I also saw firsthand how we culturally place a great deal of focus on pregnancy but almost no thought to how we transition after baby is born. I knew I wanted to fiercely protect our early time together and set boundaries to keep our sacred space intact-- the result was a first month at home with my baby and husband, who was on paternity leave. He cared for me (doing all the cooking, cleaning, dog care, etc.) so I could care for our tiny new daughter and in the process we fell more in love with each other and emerged as a super tight family unit. All that being said, I was surprised when I felt seriously challenged around the 8-10 week mark. The post-birth high had worn off, my hormones had bottomed out, the cumulative effect of sleep deprivation suddenly felt hugely burdensome and real life had resumed (husband back at work and family help gone home). I made many a phone call to other mama friends, often in tears, and it helped me to get through knowing that I wasn't alone; that they'd faced the same challenges and come out the other side.
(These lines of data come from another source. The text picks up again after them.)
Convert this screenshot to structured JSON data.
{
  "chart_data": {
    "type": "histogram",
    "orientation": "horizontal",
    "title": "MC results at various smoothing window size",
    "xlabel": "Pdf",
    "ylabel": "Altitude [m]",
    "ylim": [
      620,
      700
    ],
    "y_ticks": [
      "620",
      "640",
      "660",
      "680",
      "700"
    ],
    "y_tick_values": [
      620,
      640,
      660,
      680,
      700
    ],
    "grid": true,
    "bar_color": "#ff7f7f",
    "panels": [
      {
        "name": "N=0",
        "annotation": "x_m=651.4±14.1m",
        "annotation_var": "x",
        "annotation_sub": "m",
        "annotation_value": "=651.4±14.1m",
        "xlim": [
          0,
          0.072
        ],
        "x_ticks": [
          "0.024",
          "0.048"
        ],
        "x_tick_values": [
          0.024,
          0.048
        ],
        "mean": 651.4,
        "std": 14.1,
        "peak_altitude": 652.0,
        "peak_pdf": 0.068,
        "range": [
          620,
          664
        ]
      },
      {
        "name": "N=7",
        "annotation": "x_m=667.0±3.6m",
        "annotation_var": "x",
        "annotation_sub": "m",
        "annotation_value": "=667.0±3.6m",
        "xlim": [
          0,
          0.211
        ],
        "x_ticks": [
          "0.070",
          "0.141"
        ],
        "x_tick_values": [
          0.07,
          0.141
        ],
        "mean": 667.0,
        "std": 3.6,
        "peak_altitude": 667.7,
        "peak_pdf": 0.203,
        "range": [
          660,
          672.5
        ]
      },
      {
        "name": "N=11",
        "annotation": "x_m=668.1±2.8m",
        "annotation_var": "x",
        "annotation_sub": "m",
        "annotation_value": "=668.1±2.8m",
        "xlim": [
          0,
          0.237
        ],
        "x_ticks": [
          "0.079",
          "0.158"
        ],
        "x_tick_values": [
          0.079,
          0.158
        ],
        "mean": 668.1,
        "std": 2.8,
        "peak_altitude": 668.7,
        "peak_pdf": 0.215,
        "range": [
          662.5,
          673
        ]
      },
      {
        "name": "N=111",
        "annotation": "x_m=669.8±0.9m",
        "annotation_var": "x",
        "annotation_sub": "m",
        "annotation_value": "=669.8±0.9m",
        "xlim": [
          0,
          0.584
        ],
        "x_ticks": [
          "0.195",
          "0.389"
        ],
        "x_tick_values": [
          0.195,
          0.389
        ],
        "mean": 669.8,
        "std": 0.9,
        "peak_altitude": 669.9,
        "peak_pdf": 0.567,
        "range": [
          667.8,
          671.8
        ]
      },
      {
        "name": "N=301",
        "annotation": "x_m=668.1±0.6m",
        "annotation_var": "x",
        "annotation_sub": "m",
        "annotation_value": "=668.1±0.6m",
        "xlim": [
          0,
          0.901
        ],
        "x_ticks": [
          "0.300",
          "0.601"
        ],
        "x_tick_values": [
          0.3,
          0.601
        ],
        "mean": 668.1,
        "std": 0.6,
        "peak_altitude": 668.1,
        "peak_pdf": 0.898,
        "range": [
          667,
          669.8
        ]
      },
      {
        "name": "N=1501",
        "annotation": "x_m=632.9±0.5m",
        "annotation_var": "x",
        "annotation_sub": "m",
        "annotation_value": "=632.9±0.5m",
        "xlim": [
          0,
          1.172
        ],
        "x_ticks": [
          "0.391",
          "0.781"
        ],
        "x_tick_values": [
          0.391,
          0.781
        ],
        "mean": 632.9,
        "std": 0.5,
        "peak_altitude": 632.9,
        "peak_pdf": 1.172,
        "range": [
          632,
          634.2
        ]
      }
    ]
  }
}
Trust yourself. As women, we've become accustomed to giving our power away and I see that manifesting culturally in our experiences of pregnancy, birth and motherhood. Please, please, please follow your instincts-- it's called a mother's intuition for a reason. Put down the parenting books stop the late night internet searches and watch your child. They'll show you everything you need to know.
I'm participating for posterity-- I want my daughter to grow up feeling strong and to see a mother who celebrates her body. I want her to know she has nothing to fix. That she can do anything.